We have to thank you for hastening to acknowledge us as belligerents,
but we have a right to blame you for giving all your sympathies to the
North. [Loud applause.] We blame you because all your press – the London
Times and every other of your news journals – has given its voice in favor of
the North. [Loud laughter and cheers,
the audience fully entering into the spirit of the sarcasm.] You cannot spare one single journal to the
South. We blame you for not giving every
assistance to our vessel of war (the Nashville) when in Southampton docks! [Applause, and “Good again.”] Your affections have been centered on the
Tuscarora. Your affections have been centered
on the Tuscarora. You have never
assisted one-half of our enterprising navy – the Sumter – now in the
Mediterranean.
I have heard, but I cannot believe it, that the reason the
North has not caught her is because the North wishes her left to float on the
ocean to show Europe what the North might do with five thousand similar vessels
afloat. [“Oh, Oh,” and cheers.] We blame you, and we have a right to blame
you, that you have not long since admitted the claims of our great Confederacy,
as we were led, by unofficial correspondence, to think you would have done long since. [Hear, hear.]
Again, we have to complain that you have not sufficiently acknowledged
our established valor: have you forgotten how ten thousand of our grand chivalry,
after two days’ fighting, drove ninety of the Northern men out of Fort
Sumter? [Applause and laughter.] Then again, did we not, in open daylight,
assassinate in Alexandria their Colonel Ellsworth? * *
Reference has been made to Bull Run. It proves, as I told them at Hanley, what I
have had much trouble in getting English people to believe – that the American
people are never troubled with the gout.
[Laughter.] But the Northerners
are not the only people who have the right of claiming all such laurels. [Hear.]
You ought to give us some credit on that account also. Look when the Northerners landed at Port
Royal and Beaufort; we showed them powers of pedestrianism throwing even
Deerfoot into the shade. [Laughter and
cheers.] When the Northern hordes
landed, the chivalry of Georgia went first, South Carolina next, and the
Germans last, until at last there was but one poor old nigger left. [Loud cheers.] I have never saw such speed; they reached
Charleston in much shorter time that I should have thought possible.
Why did the gentlemen from Secessia omit this praiseworthy fact
when alluding to our chivalry? Then,
again, read the papers of Saturday and to-day.
Have you not read how 10,000 men left the field whereon lay the bodies of
Zolicoffer and Payton? They went quickly
because they were anxious to fight the battle in Tennessee. [Confusion.]

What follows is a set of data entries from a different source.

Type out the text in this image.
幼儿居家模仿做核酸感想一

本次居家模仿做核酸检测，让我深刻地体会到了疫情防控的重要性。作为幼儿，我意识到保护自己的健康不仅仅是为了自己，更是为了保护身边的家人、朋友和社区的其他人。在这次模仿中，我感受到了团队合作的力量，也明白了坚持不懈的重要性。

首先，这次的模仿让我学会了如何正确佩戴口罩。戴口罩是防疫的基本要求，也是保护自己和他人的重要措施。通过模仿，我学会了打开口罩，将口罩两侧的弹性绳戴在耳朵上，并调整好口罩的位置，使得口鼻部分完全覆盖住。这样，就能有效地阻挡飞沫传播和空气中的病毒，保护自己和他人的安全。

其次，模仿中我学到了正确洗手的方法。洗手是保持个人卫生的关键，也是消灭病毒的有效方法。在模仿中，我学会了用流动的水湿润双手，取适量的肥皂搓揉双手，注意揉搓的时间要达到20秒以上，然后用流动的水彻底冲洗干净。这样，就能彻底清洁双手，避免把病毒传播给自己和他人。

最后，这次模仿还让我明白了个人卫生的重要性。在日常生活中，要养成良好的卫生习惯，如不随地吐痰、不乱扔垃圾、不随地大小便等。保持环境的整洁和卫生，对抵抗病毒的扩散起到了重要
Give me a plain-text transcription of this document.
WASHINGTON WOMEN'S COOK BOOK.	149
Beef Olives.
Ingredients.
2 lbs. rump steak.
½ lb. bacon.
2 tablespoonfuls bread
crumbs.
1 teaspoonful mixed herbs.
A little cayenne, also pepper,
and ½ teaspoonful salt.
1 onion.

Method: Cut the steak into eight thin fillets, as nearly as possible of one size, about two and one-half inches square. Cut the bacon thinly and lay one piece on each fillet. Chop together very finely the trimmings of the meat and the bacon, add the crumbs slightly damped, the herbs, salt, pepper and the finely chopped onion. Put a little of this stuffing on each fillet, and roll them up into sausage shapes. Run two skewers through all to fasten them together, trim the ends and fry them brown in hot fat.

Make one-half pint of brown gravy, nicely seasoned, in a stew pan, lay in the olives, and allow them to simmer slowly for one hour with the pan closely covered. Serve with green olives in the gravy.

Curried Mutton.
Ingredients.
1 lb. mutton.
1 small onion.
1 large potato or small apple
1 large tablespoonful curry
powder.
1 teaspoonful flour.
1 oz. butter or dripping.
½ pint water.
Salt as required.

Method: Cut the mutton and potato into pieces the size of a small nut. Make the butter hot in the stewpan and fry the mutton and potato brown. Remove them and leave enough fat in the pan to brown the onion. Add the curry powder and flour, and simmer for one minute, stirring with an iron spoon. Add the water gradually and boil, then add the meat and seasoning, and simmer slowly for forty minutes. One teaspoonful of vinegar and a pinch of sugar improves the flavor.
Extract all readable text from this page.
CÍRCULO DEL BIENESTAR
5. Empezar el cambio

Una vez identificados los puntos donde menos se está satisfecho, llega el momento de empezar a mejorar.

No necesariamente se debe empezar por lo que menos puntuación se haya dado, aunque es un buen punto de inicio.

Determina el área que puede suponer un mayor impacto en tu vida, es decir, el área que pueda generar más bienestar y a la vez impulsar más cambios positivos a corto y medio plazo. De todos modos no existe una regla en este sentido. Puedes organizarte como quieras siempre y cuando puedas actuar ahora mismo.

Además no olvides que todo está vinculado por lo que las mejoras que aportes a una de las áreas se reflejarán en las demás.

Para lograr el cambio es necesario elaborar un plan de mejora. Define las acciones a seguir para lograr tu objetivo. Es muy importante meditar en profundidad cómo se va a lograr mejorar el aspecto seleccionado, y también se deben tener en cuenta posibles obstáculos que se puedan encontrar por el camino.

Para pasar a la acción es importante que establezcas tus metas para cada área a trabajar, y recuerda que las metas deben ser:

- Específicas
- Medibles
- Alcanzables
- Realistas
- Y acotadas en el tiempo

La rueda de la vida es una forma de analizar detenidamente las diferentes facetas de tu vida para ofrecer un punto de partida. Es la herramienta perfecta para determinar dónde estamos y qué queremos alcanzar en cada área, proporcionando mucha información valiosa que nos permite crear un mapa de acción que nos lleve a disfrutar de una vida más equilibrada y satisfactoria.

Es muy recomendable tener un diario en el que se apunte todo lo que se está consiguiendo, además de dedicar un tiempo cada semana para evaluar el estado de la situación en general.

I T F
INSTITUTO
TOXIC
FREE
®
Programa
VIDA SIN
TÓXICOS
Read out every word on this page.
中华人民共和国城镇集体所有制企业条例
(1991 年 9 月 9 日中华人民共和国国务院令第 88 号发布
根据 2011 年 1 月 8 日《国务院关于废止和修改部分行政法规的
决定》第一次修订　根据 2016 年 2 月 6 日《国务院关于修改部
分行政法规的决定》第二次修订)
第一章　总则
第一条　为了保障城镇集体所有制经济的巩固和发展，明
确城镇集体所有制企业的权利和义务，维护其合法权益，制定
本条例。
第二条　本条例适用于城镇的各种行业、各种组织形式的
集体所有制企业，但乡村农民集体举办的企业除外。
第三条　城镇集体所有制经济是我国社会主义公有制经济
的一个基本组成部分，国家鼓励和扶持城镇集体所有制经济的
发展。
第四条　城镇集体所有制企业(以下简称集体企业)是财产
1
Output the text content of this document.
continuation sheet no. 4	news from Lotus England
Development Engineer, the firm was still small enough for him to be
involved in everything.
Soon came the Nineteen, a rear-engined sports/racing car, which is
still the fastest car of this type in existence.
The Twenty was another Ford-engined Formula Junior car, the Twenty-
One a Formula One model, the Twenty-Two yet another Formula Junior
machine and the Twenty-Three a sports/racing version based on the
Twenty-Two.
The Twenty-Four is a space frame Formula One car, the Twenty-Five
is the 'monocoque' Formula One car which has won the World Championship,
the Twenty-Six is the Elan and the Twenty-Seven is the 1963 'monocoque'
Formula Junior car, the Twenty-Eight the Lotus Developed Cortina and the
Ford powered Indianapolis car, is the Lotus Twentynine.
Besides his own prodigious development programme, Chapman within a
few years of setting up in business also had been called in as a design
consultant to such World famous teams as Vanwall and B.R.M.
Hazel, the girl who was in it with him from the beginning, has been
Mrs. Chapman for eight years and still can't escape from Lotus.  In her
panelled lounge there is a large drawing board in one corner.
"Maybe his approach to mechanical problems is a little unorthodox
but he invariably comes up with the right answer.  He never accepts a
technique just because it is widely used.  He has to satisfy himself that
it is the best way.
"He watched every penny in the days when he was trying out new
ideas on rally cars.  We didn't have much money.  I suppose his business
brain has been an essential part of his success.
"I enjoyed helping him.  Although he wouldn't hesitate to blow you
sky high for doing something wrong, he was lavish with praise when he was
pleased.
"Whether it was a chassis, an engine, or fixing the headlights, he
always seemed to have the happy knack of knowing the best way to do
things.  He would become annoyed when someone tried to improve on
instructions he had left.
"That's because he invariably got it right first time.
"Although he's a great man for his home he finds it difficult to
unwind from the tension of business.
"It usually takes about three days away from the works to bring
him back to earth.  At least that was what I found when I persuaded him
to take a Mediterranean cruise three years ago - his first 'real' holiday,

Don’t get excited secessionists, for I am to-night on the side of the
South. [Applause and Laughter.] The word Secessia signifies Revolver – Bowie Knife
– Lynch Law – Tar – Feathers, and the noble science of Repudiation – [Hear,] –
while the word Unionists or Yankee possesses the mean interpretation of
Education – Virtue – Enterprise and Honesty.
[Cheers.] You are not perhaps
aware that in Mobile – in Charleston – in New Orleans – are all the
manufactories of America.
[Laughter.] That all the shipping
of the United States comes from the South, and I can tell you that the North
have no need to boast of their Eli Whitney and Cotton Gin! [Laughter, and good.]